Lt. Gov. Gavin Newsom’s vocal support of Prop. 64, which legalized adult use of cannabis for Californians, seem to be helping turn his campaign coffers green.
As a leading candidate for the 2018 gubernatorial race and cannabis policy supporter Newsom has received more than $300,000 in donations from the cannabis industry, according to the LA Times.
“California will soon have open sales of recreational marijuana, and it needs to decide how to regulate its newest cash crop. Hoping to influence those decisions, the cannabis industry is seeking access to the state’s political leaders.”
The Times analyzed public records of campaign contributions to 2018 candidates Newsom, former Los Angeles Mayor Antonio Villaraigosa and Treasurer John Chang, with Newsom pulling in more than $300,000 from cannabis-connected donors. The other candidates have just over $5,000 combined.

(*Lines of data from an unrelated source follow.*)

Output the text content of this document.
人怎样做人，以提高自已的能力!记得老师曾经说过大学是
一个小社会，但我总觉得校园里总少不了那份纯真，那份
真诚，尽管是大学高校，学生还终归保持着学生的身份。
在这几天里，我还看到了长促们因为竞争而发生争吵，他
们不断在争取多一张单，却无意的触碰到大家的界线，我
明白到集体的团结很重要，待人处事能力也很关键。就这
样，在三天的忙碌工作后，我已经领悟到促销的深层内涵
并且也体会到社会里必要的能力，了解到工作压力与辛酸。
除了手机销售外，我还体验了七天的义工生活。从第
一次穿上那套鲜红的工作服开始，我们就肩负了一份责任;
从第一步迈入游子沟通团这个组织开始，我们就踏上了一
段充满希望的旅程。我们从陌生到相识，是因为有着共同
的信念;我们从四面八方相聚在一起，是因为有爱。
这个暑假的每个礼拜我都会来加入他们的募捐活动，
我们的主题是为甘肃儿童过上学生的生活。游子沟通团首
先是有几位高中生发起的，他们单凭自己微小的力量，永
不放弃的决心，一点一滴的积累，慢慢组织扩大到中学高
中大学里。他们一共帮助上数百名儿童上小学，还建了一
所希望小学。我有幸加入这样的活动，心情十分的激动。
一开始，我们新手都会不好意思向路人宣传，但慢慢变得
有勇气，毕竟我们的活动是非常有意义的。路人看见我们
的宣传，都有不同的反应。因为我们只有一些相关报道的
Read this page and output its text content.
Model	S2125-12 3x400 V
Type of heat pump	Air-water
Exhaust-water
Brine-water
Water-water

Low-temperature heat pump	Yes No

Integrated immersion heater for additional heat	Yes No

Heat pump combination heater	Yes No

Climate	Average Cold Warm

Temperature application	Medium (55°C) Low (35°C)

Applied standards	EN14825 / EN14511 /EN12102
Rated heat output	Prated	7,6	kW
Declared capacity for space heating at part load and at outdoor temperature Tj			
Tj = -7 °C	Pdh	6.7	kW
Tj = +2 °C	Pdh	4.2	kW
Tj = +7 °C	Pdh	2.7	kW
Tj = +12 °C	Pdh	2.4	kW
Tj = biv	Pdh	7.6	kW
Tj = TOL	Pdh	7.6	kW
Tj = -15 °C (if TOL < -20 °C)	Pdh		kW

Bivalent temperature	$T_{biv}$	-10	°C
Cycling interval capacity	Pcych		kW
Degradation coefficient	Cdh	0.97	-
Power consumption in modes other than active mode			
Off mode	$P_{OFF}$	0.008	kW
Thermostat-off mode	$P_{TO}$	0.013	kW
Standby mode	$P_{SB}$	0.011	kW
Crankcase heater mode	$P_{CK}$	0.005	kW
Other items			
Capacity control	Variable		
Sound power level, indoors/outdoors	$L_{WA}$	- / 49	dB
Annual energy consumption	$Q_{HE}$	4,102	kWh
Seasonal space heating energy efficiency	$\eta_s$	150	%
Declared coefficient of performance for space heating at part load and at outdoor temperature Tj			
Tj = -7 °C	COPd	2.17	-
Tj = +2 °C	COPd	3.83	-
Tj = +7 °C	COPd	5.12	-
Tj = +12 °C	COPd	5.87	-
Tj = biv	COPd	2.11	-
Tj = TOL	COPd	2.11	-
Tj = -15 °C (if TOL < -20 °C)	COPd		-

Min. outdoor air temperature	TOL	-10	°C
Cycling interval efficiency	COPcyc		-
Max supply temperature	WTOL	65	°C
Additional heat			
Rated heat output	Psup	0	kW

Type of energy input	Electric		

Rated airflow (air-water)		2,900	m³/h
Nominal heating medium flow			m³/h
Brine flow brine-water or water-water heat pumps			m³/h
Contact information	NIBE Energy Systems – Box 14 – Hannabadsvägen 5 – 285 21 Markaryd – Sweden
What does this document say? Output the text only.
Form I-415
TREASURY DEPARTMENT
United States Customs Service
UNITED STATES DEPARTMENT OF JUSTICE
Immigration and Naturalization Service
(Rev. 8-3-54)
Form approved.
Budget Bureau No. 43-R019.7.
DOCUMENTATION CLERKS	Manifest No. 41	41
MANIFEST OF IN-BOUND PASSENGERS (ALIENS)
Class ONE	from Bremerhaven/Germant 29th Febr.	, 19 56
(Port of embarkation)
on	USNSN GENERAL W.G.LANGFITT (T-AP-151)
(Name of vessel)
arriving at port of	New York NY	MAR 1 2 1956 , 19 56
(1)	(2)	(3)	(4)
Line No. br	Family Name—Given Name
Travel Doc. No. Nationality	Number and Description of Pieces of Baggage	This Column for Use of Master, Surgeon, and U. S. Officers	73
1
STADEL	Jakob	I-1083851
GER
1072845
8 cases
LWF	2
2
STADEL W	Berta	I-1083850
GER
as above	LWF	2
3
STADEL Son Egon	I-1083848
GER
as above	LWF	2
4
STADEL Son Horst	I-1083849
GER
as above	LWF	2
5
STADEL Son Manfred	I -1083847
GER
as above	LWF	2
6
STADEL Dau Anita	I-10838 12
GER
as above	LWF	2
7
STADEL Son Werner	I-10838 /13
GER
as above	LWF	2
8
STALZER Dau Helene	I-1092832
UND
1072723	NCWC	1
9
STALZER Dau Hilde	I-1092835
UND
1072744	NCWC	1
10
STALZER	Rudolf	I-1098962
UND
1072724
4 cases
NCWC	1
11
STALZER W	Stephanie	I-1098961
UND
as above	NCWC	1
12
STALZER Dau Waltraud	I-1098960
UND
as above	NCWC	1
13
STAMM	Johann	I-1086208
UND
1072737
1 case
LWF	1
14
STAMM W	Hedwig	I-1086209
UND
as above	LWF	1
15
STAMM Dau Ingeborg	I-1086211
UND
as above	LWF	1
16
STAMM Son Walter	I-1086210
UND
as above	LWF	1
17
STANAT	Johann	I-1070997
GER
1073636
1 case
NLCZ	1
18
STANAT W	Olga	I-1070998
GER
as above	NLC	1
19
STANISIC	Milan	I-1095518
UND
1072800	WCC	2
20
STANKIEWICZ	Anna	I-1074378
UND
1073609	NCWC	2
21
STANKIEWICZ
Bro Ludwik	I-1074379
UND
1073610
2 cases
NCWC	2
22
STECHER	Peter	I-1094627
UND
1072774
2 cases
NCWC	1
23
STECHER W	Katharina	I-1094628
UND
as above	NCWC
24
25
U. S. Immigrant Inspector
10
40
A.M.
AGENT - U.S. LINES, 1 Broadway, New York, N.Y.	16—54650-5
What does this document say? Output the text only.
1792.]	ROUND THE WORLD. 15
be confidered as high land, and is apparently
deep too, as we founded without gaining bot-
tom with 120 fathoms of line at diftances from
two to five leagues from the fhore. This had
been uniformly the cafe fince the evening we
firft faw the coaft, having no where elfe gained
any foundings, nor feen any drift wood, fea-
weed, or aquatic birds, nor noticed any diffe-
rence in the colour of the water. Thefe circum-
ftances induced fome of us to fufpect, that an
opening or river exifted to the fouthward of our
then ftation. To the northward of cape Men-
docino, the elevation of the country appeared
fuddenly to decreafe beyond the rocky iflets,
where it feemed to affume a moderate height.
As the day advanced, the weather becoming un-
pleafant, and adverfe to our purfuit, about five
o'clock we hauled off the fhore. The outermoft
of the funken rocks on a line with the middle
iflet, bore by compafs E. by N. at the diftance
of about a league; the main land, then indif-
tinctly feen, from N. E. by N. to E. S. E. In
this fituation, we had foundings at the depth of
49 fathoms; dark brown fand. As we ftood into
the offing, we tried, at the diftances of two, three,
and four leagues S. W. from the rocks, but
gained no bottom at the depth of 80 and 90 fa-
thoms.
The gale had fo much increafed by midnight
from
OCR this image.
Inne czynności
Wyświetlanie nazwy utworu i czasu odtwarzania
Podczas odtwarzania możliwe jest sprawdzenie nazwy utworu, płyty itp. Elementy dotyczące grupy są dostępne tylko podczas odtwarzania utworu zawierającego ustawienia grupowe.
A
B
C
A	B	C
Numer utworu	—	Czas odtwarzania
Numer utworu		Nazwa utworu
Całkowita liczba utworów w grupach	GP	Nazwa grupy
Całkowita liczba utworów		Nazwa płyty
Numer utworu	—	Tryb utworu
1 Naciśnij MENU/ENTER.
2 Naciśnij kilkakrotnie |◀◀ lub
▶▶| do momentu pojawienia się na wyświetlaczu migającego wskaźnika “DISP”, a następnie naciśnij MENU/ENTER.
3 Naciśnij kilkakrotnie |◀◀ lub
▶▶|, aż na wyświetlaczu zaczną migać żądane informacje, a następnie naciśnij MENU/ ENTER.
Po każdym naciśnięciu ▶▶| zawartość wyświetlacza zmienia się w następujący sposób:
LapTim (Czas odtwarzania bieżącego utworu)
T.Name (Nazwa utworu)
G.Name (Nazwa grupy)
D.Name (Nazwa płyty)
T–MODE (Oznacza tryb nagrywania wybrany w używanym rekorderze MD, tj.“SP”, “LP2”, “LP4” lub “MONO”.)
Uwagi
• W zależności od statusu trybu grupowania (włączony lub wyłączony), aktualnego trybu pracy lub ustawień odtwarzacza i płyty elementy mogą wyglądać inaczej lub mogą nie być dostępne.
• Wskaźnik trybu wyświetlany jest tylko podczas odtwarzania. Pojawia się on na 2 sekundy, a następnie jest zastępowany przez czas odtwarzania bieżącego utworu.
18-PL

Newsom has been a key player in the state’s path toward full legalization, just as he was an early supporter of gay marriage when he was the mayor of San Francisco. As Lt. Governor, he’s one of the first state-level officials to come out for legalizing weed; creating a blue-ribbon commission and holding public hearings to develop policies to support what would ultimately become Prop 64. He’s gained the trust of the pot industry by even having one of his recent fundraisers hosted by the Indus Holding Company, maker of such marijuana-infused treats as Toasted Rooster and Crispy Kraken chocolate bars.
Newsom told the Emerald Report last year that he had never actually smoked cannabis.
But not everyone’s happy. Hezekiah Allen, executive director of the California Growers Association, which represents small growers in Northern California’s traditional pot-growing Emerald Triangle, told the Times that the money going to Newsom is coming from large enterprises and wealthy individuals seeking to cut out the small growers who paved the way.
“There are fierce and cutthroat business practices coming,” he said to the Times. “We’re pushing to keep craft growers in business.” Allen is backing Treasurer John Chang, who is behind a strong effort to give the cannabis industry access to banks. Currently, the industry is largely cash-based since banks are federally regulated, and marijuana is still illegal at the national level.
The $300,000 raised so far by the pot industry is only a small part of the $14 million campaign finances Newsom already has, but it’s more than any other agricultural sector in the state has raised, and it’s a clear sign of pot’s increasing political clout.